The other class that really moved me was Amey Mathew's pop-up class on Compassion. I didn't think I could learn anything more about compassion but I went because I adore Amey and her big, loving, passionate, and kind personality. And I found that I still have a lot to learn about compassion. I think we all have moments of not feeling very compassionate towards someone. Though my rule of thumb is to always "first seek to understand and second to be understood," and I hate judging people, there are times when I get judgemental and make a decision on someone without having compassion towards them. Amey talked about how to not only work on being more compassionate with other people, but how to be compassionate with ourselves. When we don't have compassion for ourselves, it makes it pretty difficult to be compassionate with others. There are definitely times when I ride myself pretty hard for not getting this or that done, or times when I'm not patient with myself when I'm feeling sad or tired or burnt-out. Amey's words really made me think about how my lack of compassion for myself is affecting my compassion towards others. Her best advice: Treat yourself with as much love and compassion as you do your dog (or cat, if that's what you're into).
I would be remiss (and a horrible vegan blogger) if I didn't make mention of the food served at this amazing conference! Each morning, we were treated to a breakfast food bar and each day, for lunch, we were treated to a build-your-own-bowl or taco bar.

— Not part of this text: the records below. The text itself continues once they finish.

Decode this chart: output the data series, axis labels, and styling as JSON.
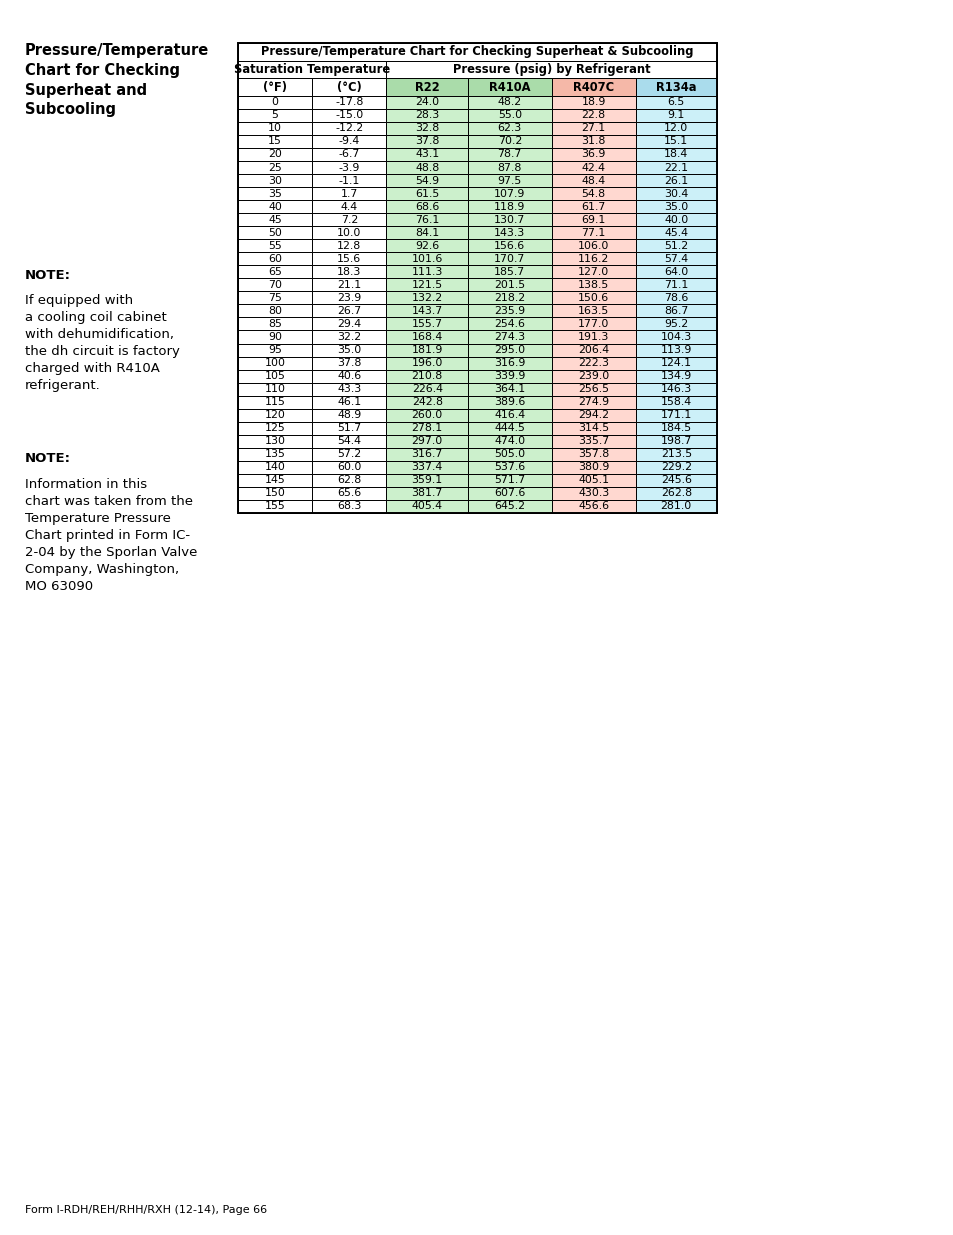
{
  "title": "Pressure/Temperature Chart for Checking Superheat & Subcooling",
  "left_title": "Pressure/Temperature\nChart for Checking\nSuperheat and\nSubcooling",
  "note1_bold": "NOTE:",
  "note1_text": " If equipped with\na cooling coil cabinet\nwith dehumidification,\nthe dh circuit is factory\ncharged with R410A\nrefrigerant.",
  "note2_bold": "NOTE:",
  "note2_text": " Information in this\nchart was taken from the\nTemperature Pressure\nChart printed in Form IC-\n2-04 by the Sporlan Valve\nCompany, Washington,\nMO 63090",
  "footer": "Form I-RDH/REH/RHH/RXH (12-14), Page 66",
  "header1_sat": "Saturation Temperature",
  "header1_pres": "Pressure (psig) by Refrigerant",
  "col_headers": [
    "°F",
    "°C",
    "R22",
    "R410A",
    "R407C",
    "R134a"
  ],
  "col_header_parens": [
    "(°F)",
    "(°C)",
    "R22",
    "R410A",
    "R407C",
    "R134a"
  ],
  "data": [
    [
      0,
      -17.8,
      24.0,
      48.2,
      18.9,
      6.5
    ],
    [
      5,
      -15.0,
      28.3,
      55.0,
      22.8,
      9.1
    ],
    [
      10,
      -12.2,
      32.8,
      62.3,
      27.1,
      12.0
    ],
    [
      15,
      -9.4,
      37.8,
      70.2,
      31.8,
      15.1
    ],
    [
      20,
      -6.7,
      43.1,
      78.7,
      36.9,
      18.4
    ],
    [
      25,
      -3.9,
      48.8,
      87.8,
      42.4,
      22.1
    ],
    [
      30,
      -1.1,
      54.9,
      97.5,
      48.4,
      26.1
    ],
    [
      35,
      1.7,
      61.5,
      107.9,
      54.8,
      30.4
    ],
    [
      40,
      4.4,
      68.6,
      118.9,
      61.7,
      35.0
    ],
    [
      45,
      7.2,
      76.1,
      130.7,
      69.1,
      40.0
    ],
    [
      50,
      10.0,
      84.1,
      143.3,
      77.1,
      45.4
    ],
    [
      55,
      12.8,
      92.6,
      156.6,
      106.0,
      51.2
    ],
    [
      60,
      15.6,
      101.6,
      170.7,
      116.2,
      57.4
    ],
    [
      65,
      18.3,
      111.3,
      185.7,
      127.0,
      64.0
    ],
    [
      70,
      21.1,
      121.5,
      201.5,
      138.5,
      71.1
    ],
    [
      75,
      23.9,
      132.2,
      218.2,
      150.6,
      78.6
    ],
    [
      80,
      26.7,
      143.7,
      235.9,
      163.5,
      86.7
    ],
    [
      85,
      29.4,
      155.7,
      254.6,
      177.0,
      95.2
    ],
    [
      90,
      32.2,
      168.4,
      274.3,
      191.3,
      104.3
    ],
    [
      95,
      35.0,
      181.9,
      295.0,
      206.4,
      113.9
    ],
    [
      100,
      37.8,
      196.0,
      316.9,
      222.3,
      124.1
    ],
    [
      105,
      40.6,
      210.8,
      339.9,
      239.0,
      134.9
    ],
    [
      110,
      43.3,
      226.4,
      364.1,
      256.5,
      146.3
    ],
    [
      115,
      46.1,
      242.8,
      389.6,
      274.9,
      158.4
    ],
    [
      120,
      48.9,
      260.0,
      416.4,
      294.2,
      171.1
    ],
    [
      125,
      51.7,
      278.1,
      444.5,
      314.5,
      184.5
    ],
    [
      130,
      54.4,
      297.0,
      474.0,
      335.7,
      198.7
    ],
    [
      135,
      57.2,
      316.7,
      505.0,
      357.8,
      213.5
    ],
    [
      140,
      60.0,
      337.4,
      537.6,
      380.9,
      229.2
    ],
    [
      145,
      62.8,
      359.1,
      571.7,
      405.1,
      245.6
    ],
    [
      150,
      65.6,
      381.7,
      607.6,
      430.3,
      262.8
    ],
    [
      155,
      68.3,
      405.4,
      645.2,
      456.6,
      281.0
    ]
  ],
  "border_color": "#000000",
  "data_col_colors": [
    "white",
    "white",
    "#ccf0cc",
    "#ccf0cc",
    "#ffd8d0",
    "#ccf0f8"
  ],
  "col_header_colors": [
    "white",
    "white",
    "#aadcaa",
    "#aadcaa",
    "#f5b8a8",
    "#aadcec"
  ]
}
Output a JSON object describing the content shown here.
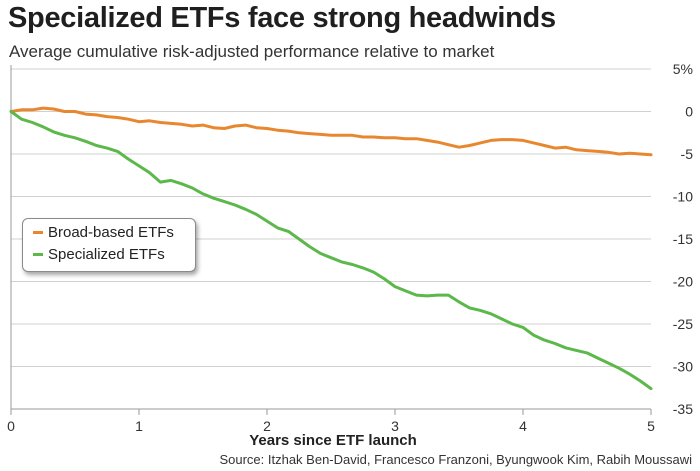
{
  "title": "Specialized ETFs face strong headwinds",
  "subtitle": "Average cumulative risk-adjusted performance relative to market",
  "source": "Source: Itzhak Ben-David, Francesco Franzoni, Byungwook Kim, Rabih Moussawi",
  "chart_data": {
    "type": "line",
    "title": "Specialized ETFs face strong headwinds",
    "subtitle": "Average cumulative risk-adjusted performance relative to market",
    "xlabel": "Years since ETF launch",
    "ylabel": "",
    "xlim": [
      0,
      5
    ],
    "ylim": [
      -35,
      5
    ],
    "x_ticks": [
      "0",
      "1",
      "2",
      "3",
      "4",
      "5"
    ],
    "y_ticks": [
      "5%",
      "0",
      "-5",
      "-10",
      "-15",
      "-20",
      "-25",
      "-30",
      "-35"
    ],
    "y_tick_values": [
      5,
      0,
      -5,
      -10,
      -15,
      -20,
      -25,
      -30,
      -35
    ],
    "grid": "horizontal",
    "legend_position": "left",
    "x": [
      0,
      0.083,
      0.167,
      0.25,
      0.333,
      0.417,
      0.5,
      0.583,
      0.667,
      0.75,
      0.833,
      0.917,
      1.0,
      1.083,
      1.167,
      1.25,
      1.333,
      1.417,
      1.5,
      1.583,
      1.667,
      1.75,
      1.833,
      1.917,
      2.0,
      2.083,
      2.167,
      2.25,
      2.333,
      2.417,
      2.5,
      2.583,
      2.667,
      2.75,
      2.833,
      2.917,
      3.0,
      3.083,
      3.167,
      3.25,
      3.333,
      3.417,
      3.5,
      3.583,
      3.667,
      3.75,
      3.833,
      3.917,
      4.0,
      4.083,
      4.167,
      4.25,
      4.333,
      4.417,
      4.5,
      4.583,
      4.667,
      4.75,
      4.833,
      4.917,
      5.0
    ],
    "series": [
      {
        "name": "Broad-based ETFs",
        "color": "#e8872e",
        "values": [
          0,
          0.2,
          0.2,
          0.4,
          0.3,
          0,
          0,
          -0.3,
          -0.4,
          -0.6,
          -0.7,
          -0.9,
          -1.2,
          -1.1,
          -1.3,
          -1.4,
          -1.5,
          -1.7,
          -1.6,
          -1.9,
          -2.0,
          -1.7,
          -1.6,
          -1.9,
          -2.0,
          -2.2,
          -2.3,
          -2.5,
          -2.6,
          -2.7,
          -2.8,
          -2.8,
          -2.8,
          -3.0,
          -3.0,
          -3.1,
          -3.1,
          -3.2,
          -3.2,
          -3.4,
          -3.6,
          -3.9,
          -4.2,
          -4.0,
          -3.7,
          -3.4,
          -3.3,
          -3.3,
          -3.4,
          -3.7,
          -4.0,
          -4.3,
          -4.2,
          -4.5,
          -4.6,
          -4.7,
          -4.8,
          -5.0,
          -4.9,
          -5.0,
          -5.1
        ]
      },
      {
        "name": "Specialized ETFs",
        "color": "#5cb84a",
        "values": [
          0,
          -0.9,
          -1.3,
          -1.8,
          -2.4,
          -2.8,
          -3.1,
          -3.5,
          -4.0,
          -4.3,
          -4.7,
          -5.6,
          -6.4,
          -7.2,
          -8.3,
          -8.1,
          -8.5,
          -9.0,
          -9.7,
          -10.2,
          -10.6,
          -11.0,
          -11.5,
          -12.1,
          -12.9,
          -13.7,
          -14.1,
          -15.0,
          -15.9,
          -16.7,
          -17.2,
          -17.7,
          -18.0,
          -18.4,
          -18.9,
          -19.7,
          -20.6,
          -21.1,
          -21.6,
          -21.7,
          -21.6,
          -21.6,
          -22.4,
          -23.1,
          -23.4,
          -23.8,
          -24.4,
          -25.0,
          -25.4,
          -26.3,
          -26.9,
          -27.3,
          -27.8,
          -28.1,
          -28.4,
          -29.0,
          -29.6,
          -30.2,
          -30.9,
          -31.7,
          -32.6
        ]
      }
    ]
  }
}
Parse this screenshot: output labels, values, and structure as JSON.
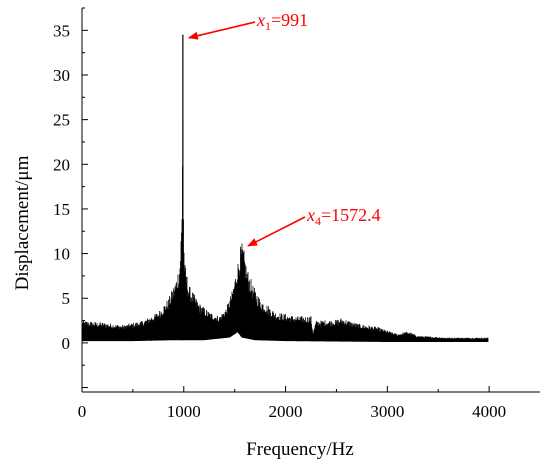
{
  "chart_data": {
    "type": "line",
    "title": "",
    "xlabel": "Frequency/Hz",
    "ylabel": "Displacement/μm",
    "xlim": [
      0,
      4500
    ],
    "ylim": [
      -5.5,
      37.5
    ],
    "xticks": [
      "0",
      "1000",
      "2000",
      "3000",
      "4000"
    ],
    "yticks": [
      "0",
      "5",
      "10",
      "15",
      "20",
      "25",
      "30",
      "35"
    ],
    "grid": false,
    "series": [
      {
        "color": "#000000",
        "envelope_upper": [
          [
            0,
            2.5
          ],
          [
            200,
            2.3
          ],
          [
            400,
            2.0
          ],
          [
            600,
            2.5
          ],
          [
            750,
            3.5
          ],
          [
            850,
            5.0
          ],
          [
            920,
            7.0
          ],
          [
            960,
            9.0
          ],
          [
            975,
            13.0
          ],
          [
            982,
            15.0
          ],
          [
            986,
            20.0
          ],
          [
            991,
            34.5
          ],
          [
            995,
            20.0
          ],
          [
            1000,
            12.0
          ],
          [
            1010,
            9.0
          ],
          [
            1050,
            6.5
          ],
          [
            1150,
            4.5
          ],
          [
            1250,
            3.5
          ],
          [
            1350,
            3.0
          ],
          [
            1420,
            4.0
          ],
          [
            1480,
            6.0
          ],
          [
            1530,
            9.0
          ],
          [
            1560,
            11.0
          ],
          [
            1572.4,
            11.2
          ],
          [
            1590,
            10.5
          ],
          [
            1620,
            8.5
          ],
          [
            1680,
            6.5
          ],
          [
            1750,
            5.0
          ],
          [
            1900,
            3.5
          ],
          [
            2100,
            3.0
          ],
          [
            2250,
            3.0
          ],
          [
            2270,
            1.2
          ],
          [
            2300,
            2.5
          ],
          [
            2500,
            2.6
          ],
          [
            2550,
            2.8
          ],
          [
            2700,
            2.2
          ],
          [
            2900,
            1.8
          ],
          [
            3100,
            1.0
          ],
          [
            3200,
            1.3
          ],
          [
            3300,
            0.8
          ],
          [
            3600,
            0.6
          ],
          [
            3990,
            0.6
          ]
        ],
        "envelope_lower": [
          [
            0,
            0.2
          ],
          [
            500,
            0.2
          ],
          [
            900,
            0.3
          ],
          [
            1000,
            0.3
          ],
          [
            1200,
            0.3
          ],
          [
            1450,
            0.6
          ],
          [
            1530,
            1.2
          ],
          [
            1570,
            0.6
          ],
          [
            1700,
            0.3
          ],
          [
            2000,
            0.2
          ],
          [
            3000,
            0.1
          ],
          [
            3990,
            0.1
          ]
        ]
      }
    ],
    "annotations": [
      {
        "var": "x",
        "sub": "1",
        "value": "=991",
        "x": 991,
        "y": 34.5,
        "color": "#ff0000"
      },
      {
        "var": "x",
        "sub": "4",
        "value": "=1572.4",
        "x": 1572.4,
        "y": 11.2,
        "color": "#ff0000"
      }
    ]
  }
}
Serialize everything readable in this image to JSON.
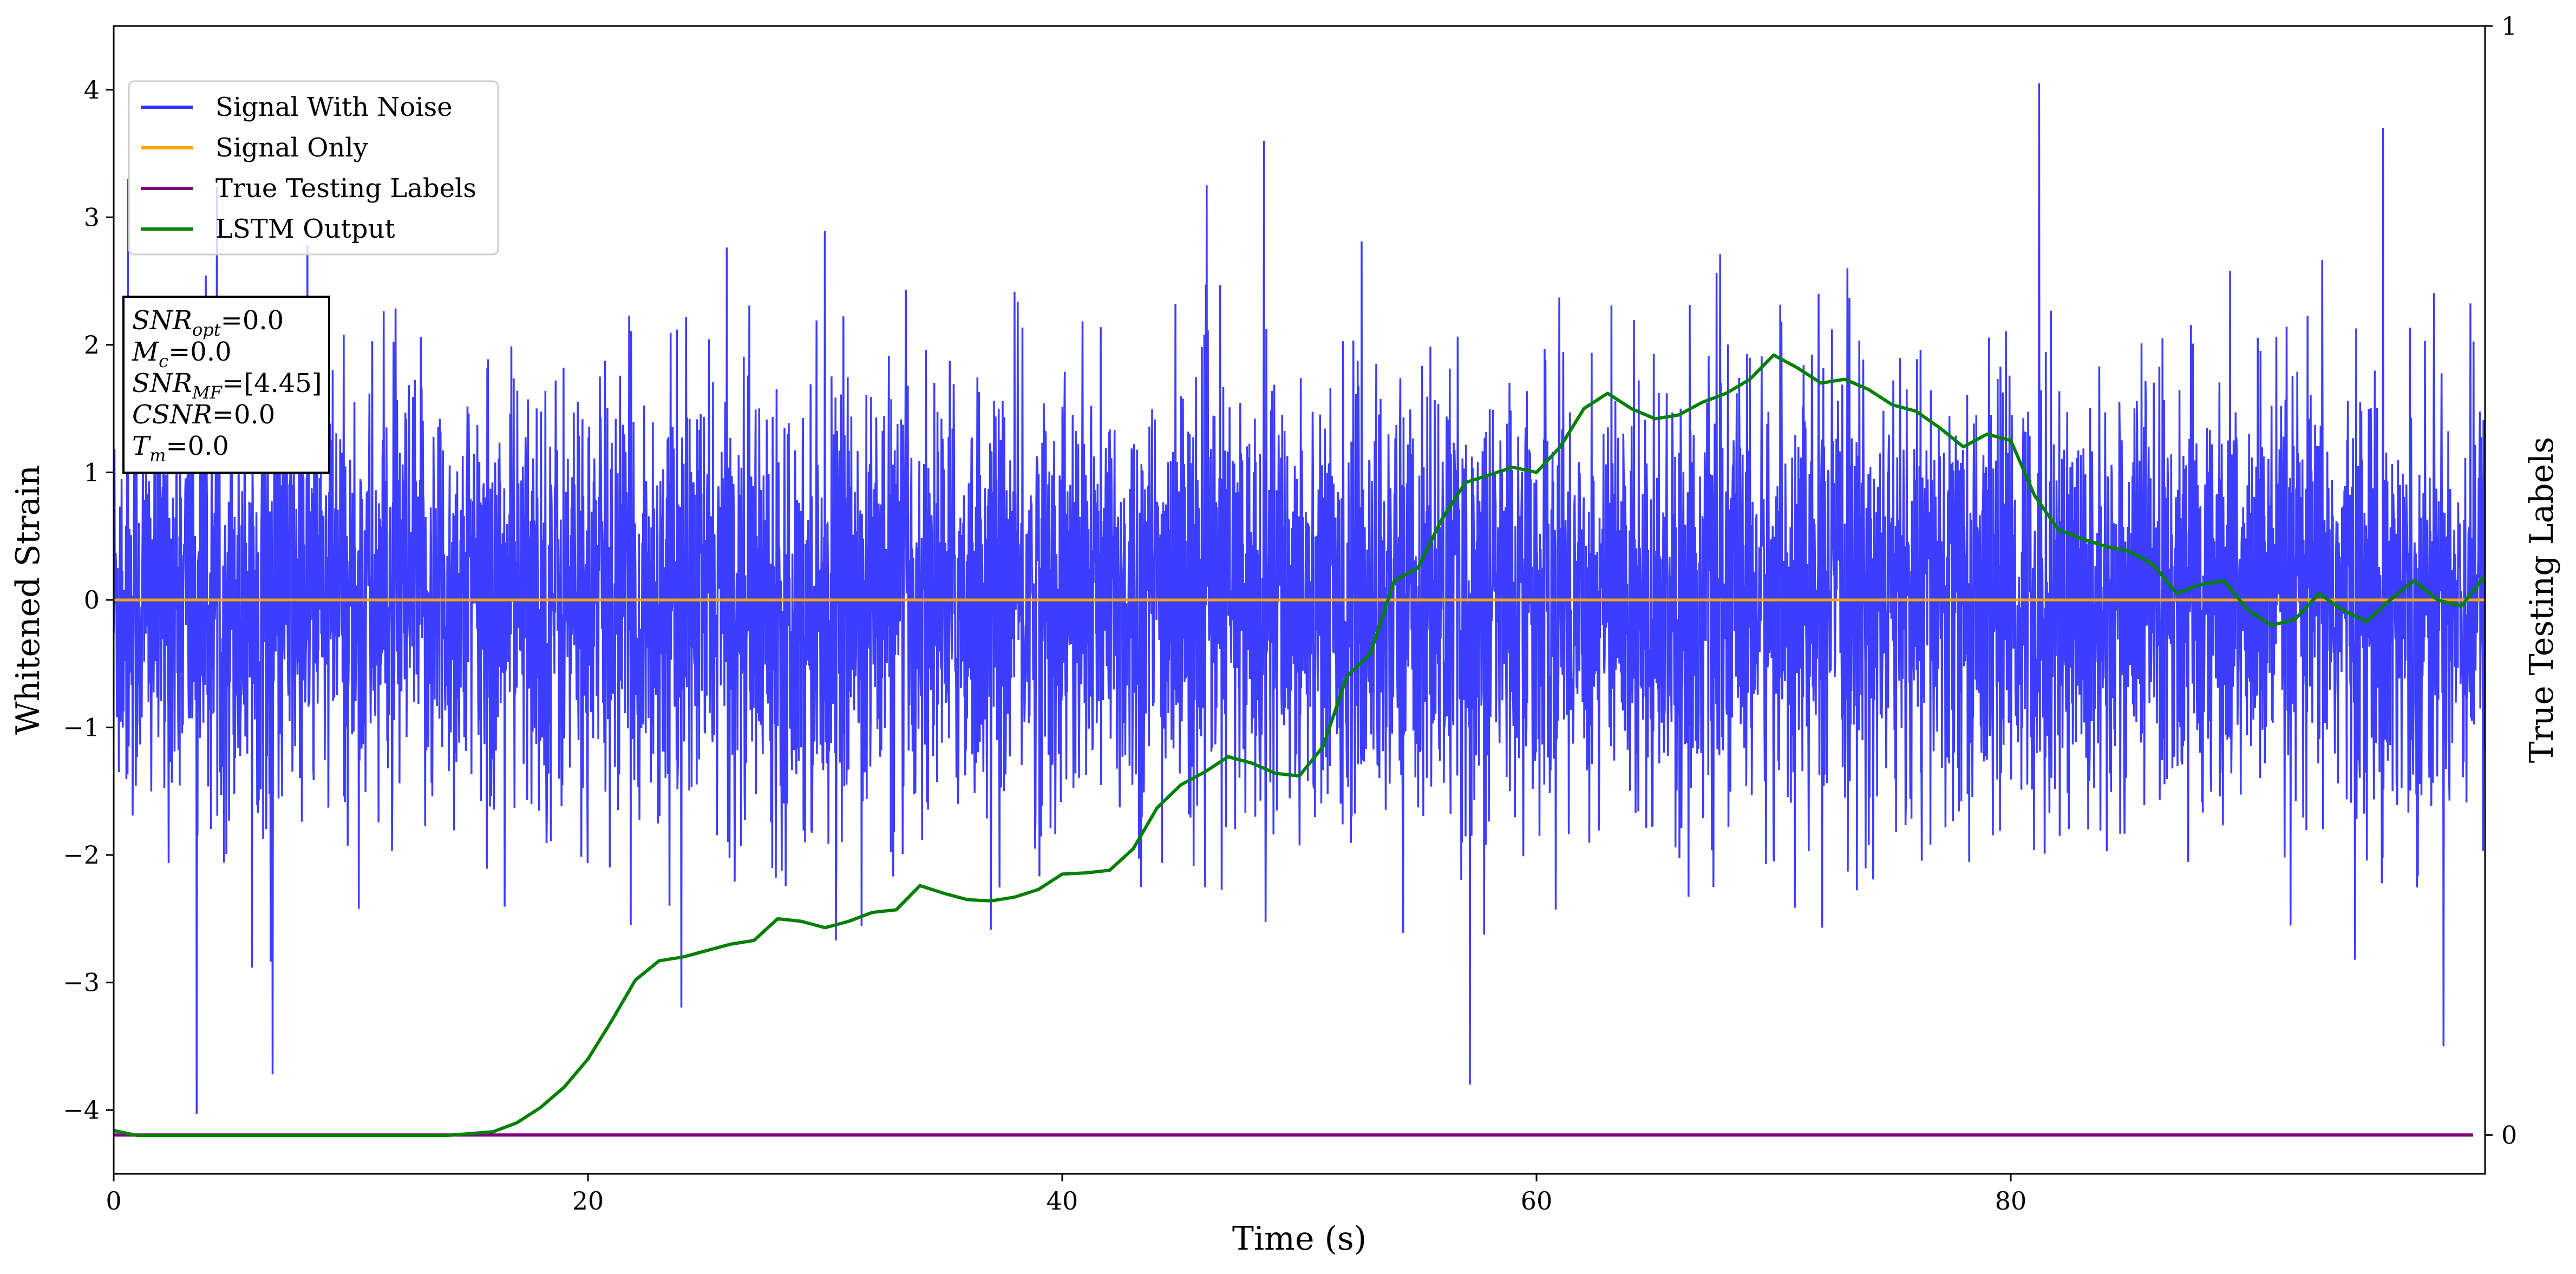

I could say a lot more about it but I'll let these pictures do the talking.
And finally, as the third and final VVC came to a close, it began to sink in that this beautiful little community, full of supportive, friendly, like-minded friends, all trying to help each other grow and flourish, will not be meeting again for the foreseeable future. The organizers, Janessa Philemon-Kerp, Jess Sconato, and Michele Truty, have been event-organizing, conference-planning superheroes the last 5 (or 6?) years, and quite understandably have decided to retire from the VVC-planning business. I support them 100% and I am very happy that their lives can go back to normal. It just hit me, though, during our big farewell sing-along (yes, that happened), that our little VVC community is so precious and rare. Surely, somehow, we can keep this going in some sort of other form, right? I'd joked with friends that I think someone else should carry the torch and keep this awesome thing going, but just someone other than me. But I'd be lying if I said that during the whole plane ride home, I wasn't brainstorming ways to keep this party going. I'm sure that if anyone can figure out how to make this happen, it would be the VVC family (Cheesiness factor = 100%).
Thank you so much to Janessa, Jess, and Michele for creating not just this conference, this little community. While the conference may be over, we're still going strong.